Ismail volvió sobre la tragedia, dando multitud de detalles, hasta que, al parecer, se hartó de ella, diciendo con el tono de quien desea quitarse toda la historia de la cabeza:

—¡La eternidad pertenece a Dios! Es algo realmente penoso, pero dejémonos ya de tristezas.

Kamal no intentó inducirlo a seguir hablando. Con lo que había dicho tenía suficiente. Y además sentía deseos de silencio y meditación. Lloraba con un llanto callado, con unas lágrimas invisibles que derramaba su corazón. Le asombraba aquello, pues se consideraba un antiguo enfermo que se había curado de su enfermedad, y se dijo a sí mismo estupefacto: «¡Nueve o diez años! ¡Qué largos y qué cortos a la vez! ¿Cuál será ahora la imagen de Aida?». Le habría gustado contemplarla con calma, para conocer el secreto del mágico pasado, o mejor aún para detenerse en su propio secreto. Ahora no la veía más que como un instante fugaz en una antigua melodía recobrada o como una fotografía en un anuncio de jabón. O como el que al salir de su letargo murmura: «¡Es ella!»; pero en realidad es el rostro de una estrella de cine o un recuerdo infiltrado; y entonces se despierta, ¿y cuál es la realidad? No podía permanecer sentado por más tiempo. Su alma deseaba aventurarse en el mundo de lo desconocido.
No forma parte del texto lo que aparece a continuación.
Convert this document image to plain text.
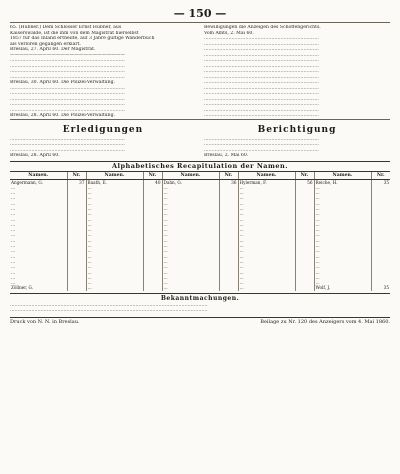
— 150 —
65. (Hübner.) Dem Schlosser Ernst Hübner, aus
Kaiserswalde, ist die ihm von dem Magistrat hierselbst
1857 für das Inland ertheilte, auf 3 Jahre gültige Wanderbuch
als verloren gegangen erklärt.
Breslau, 27. April 60. Der Magistrat.
—————————————————————————
…………………………………………………………………
…………………………………………………………………
…………………………………………………………………
…………………………………………………………………
Breslau, 30. April 60. Die Polizei-Verwaltung.
…………………………………………………………………
…………………………………………………………………
…………………………………………………………………
…………………………………………………………………
…………………………………………………………………
Breslau, 28. April 60. Die Polizei-Verwaltung.
Bewilligungen die Anzeigen des Schöffengerichts.
Vom Amts, 2. Mai 60.
…………………………………………………………………
…………………………………………………………………
…………………………………………………………………
…………………………………………………………………
…………………………………………………………………
…………………………………………………………………
…………………………………………………………………
…………………………………………………………………
…………………………………………………………………
…………………………………………………………………
…………………………………………………………………
…………………………………………………………………
…………………………………………………………………
…………………………………………………………………
…………………………………………………………………
Erledigungen
…………………………………………………………………
…………………………………………………………………
…………………………………………………………………
Breslau, 28. April 60.
Berichtigung
…………………………………………………………………
…………………………………………………………………
…………………………………………………………………
Breslau, 2. Mai 60.
Alphabetisches Recapitulation der Namen.
Namen.	Nr.	Namen.	Nr.	Namen.	Nr.	Namen.	Nr.	Namen.	Nr.
Angermann, G.	37	Baath, E.	40	Dahn, G.	36	Hylerman, F.	56	Reiche, H.	35
…		…		…		…		…	
…		…		…		…		…	
…		…		…		…		…	
…		…		…		…		…	
…		…		…		…		…	
…		…		…		…		…	
…		…		…		…		…	
…		…		…		…		…	
…		…		…		…		…	
…		…		…		…		…	
…		…		…		…		…	
…		…		…		…		…	
…		…		…		…		…	
…		…		…		…		…	
…		…		…		…		…	
…		…		…		…		…	
…		…		…		…		…	
…		…		…		…		…	
…		…		…		…		…	
Zöllner, G.		…		…		…		Wolf, J.	35
Bekanntmachungen.
…………………………………………………………………………………………………………………
…………………………………………………………………………………………………………………
Druck von N. N. in Breslau.	Beilage zu Nr. 120 des Anzeigers vom 4. Mai 1860.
—¿Aceptas que te invite a un par de copas en un lugar agradable y tranquilo? —preguntó a Ismail.

Y este soltó una carcajada diciendo:

—Mi esposa me espera para que vayamos a visitar a su tía.

No le importó que rechazara la invitación. ¡Cuántas veces había sido él mismo su propio invitado! Se fueron del lugar charlando. De cualquier cosa. Mientras tanto, Kamal se iba diciendo: «Tal vez nos hartamos del amor cuando lo tenemos, pero ¡cómo lo echamos en falta cuando se ha ido!».